相方が風邪をひいてダウンしていた時のことです。
家の固定電話が鳴りました。
普段はうんともすんとも鳴らないどころか、たまにかかってきたかと思えば「高価買取致します!」の電話だったりするので、もはや固定電話なんていらんなぁと思いつつ、何となく契約を解約するのも面倒という理由で、家の固定電話がほこりまみれになっているのです。
そんな家の固定電話が鳴りました。
もちろん、用心深い相方のことです。受話器なんてとりません。留守番電話にしてあるので、相手が何か言うのを待つのです。
「あのー、宮田先生でっか?今日は欠席したいんですけど……」
そして、留守番電話の録音が終了。

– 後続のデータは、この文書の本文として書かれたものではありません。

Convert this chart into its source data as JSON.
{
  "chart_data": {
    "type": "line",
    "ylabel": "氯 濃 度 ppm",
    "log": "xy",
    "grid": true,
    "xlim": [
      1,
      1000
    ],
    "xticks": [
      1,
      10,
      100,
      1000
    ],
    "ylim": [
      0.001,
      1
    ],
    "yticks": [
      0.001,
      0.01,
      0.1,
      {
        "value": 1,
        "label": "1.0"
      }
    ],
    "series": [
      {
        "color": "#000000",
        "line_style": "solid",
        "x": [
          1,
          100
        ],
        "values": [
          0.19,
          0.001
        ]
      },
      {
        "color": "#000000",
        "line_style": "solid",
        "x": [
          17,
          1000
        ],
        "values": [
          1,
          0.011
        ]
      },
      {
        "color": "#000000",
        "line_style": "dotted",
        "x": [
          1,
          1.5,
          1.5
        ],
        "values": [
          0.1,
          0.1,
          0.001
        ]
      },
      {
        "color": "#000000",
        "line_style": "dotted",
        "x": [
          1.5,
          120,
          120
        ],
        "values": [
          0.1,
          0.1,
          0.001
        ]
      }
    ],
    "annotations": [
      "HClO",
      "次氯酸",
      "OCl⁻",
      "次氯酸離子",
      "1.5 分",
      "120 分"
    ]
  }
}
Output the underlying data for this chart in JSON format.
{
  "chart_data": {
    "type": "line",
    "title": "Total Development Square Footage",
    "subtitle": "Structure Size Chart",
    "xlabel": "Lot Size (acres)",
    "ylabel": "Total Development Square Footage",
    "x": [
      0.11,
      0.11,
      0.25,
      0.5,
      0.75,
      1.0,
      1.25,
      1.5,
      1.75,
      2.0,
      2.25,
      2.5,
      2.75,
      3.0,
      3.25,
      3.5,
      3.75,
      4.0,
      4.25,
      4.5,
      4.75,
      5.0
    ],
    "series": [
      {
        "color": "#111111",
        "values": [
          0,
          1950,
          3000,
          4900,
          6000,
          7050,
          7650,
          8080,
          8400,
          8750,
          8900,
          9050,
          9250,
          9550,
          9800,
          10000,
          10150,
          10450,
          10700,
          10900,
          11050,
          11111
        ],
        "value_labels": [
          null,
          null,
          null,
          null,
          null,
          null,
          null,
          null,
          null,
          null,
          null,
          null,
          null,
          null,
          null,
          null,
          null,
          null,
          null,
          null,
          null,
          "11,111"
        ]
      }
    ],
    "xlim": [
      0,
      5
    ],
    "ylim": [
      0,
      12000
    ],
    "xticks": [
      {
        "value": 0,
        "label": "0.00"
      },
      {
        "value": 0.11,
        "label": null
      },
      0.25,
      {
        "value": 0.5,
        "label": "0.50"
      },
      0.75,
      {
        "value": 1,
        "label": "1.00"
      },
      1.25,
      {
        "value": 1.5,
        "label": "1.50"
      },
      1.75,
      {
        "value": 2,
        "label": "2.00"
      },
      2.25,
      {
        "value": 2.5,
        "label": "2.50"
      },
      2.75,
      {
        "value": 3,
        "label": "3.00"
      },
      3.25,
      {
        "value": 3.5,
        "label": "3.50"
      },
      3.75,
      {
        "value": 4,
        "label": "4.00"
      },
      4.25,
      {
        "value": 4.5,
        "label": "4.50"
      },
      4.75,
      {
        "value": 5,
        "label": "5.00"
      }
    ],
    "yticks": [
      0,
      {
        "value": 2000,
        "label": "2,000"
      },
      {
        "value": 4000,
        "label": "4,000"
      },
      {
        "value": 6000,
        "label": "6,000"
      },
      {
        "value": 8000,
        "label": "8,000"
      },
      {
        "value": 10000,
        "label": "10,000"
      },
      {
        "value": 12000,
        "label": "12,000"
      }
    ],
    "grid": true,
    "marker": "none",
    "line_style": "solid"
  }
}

わけがわかりません。
とりあえず、放っておいたのですが、次の日にも電話がかかってきました。
「あのー、宮田先生でっか?今日は予約お願いしたいんですけど……」
昨日と同じ人のようです。お断りしておきますが、うちの相方は宮田先生ではありません。あまり自信たっぷりに言うことでもありませんが、とにかく宮田先生ではないのです、たぶん。
あまりにも「宮田先生」が続くので、相方は意を決して、相手に電話を入れたそうです。風邪をひいていて声が出ないというのに。健気なことです。
「……もしもし」
「宮田先生でっか!」
「いや、違うんですけど……」
「でも、宮田先生の電話ですやん。」
「???」
よくわからないことになっています。
「すいませんが、どちらにおかけですか?」
間違い電話のときは、相手がどこにかけたいのかを確認するのが最良の方法だったりします。
「◯◯◯の◯◯◯◯ですけど。」
うちの電話番号です。普通なら「こちらは◯◯◯の△△△△ですから、お間違えですよ。」と相手を諭してあげることができるのですが、相手がまるっこうちと同じ番号を口にしてきた場合は少々ややこしくなります。
「うちは◯◯◯の◯◯◯◯で同じ電話番号ですけど、宮田ではありません。」
「でも◯◯◯の◯◯◯◯ですよね?」
「そうですけど、宮田先生じゃないんです。」
「そんなら、宮田先生の電話番号は◯◯◯の◯◯◯◯じゃないの?」
知らんやん。相方の脳裏にはこの言葉がはっきりと浮かびました。風邪で声がでないというのに、親切心を出した結果が、宮田先生堂々巡りです。実に不憫。
「いややわぁ、宮田先生の電話番号やないなんて。」
知らんやん。
すったもんだの末、どうにかこうにかこちらが宮田先生ではないということだけは理解してもらえたのか、もらえなかったのか、相手のことはわかりませんが、電話を切り、すぐに着信拒否にしました。うちは宮田先生ではない。合掌。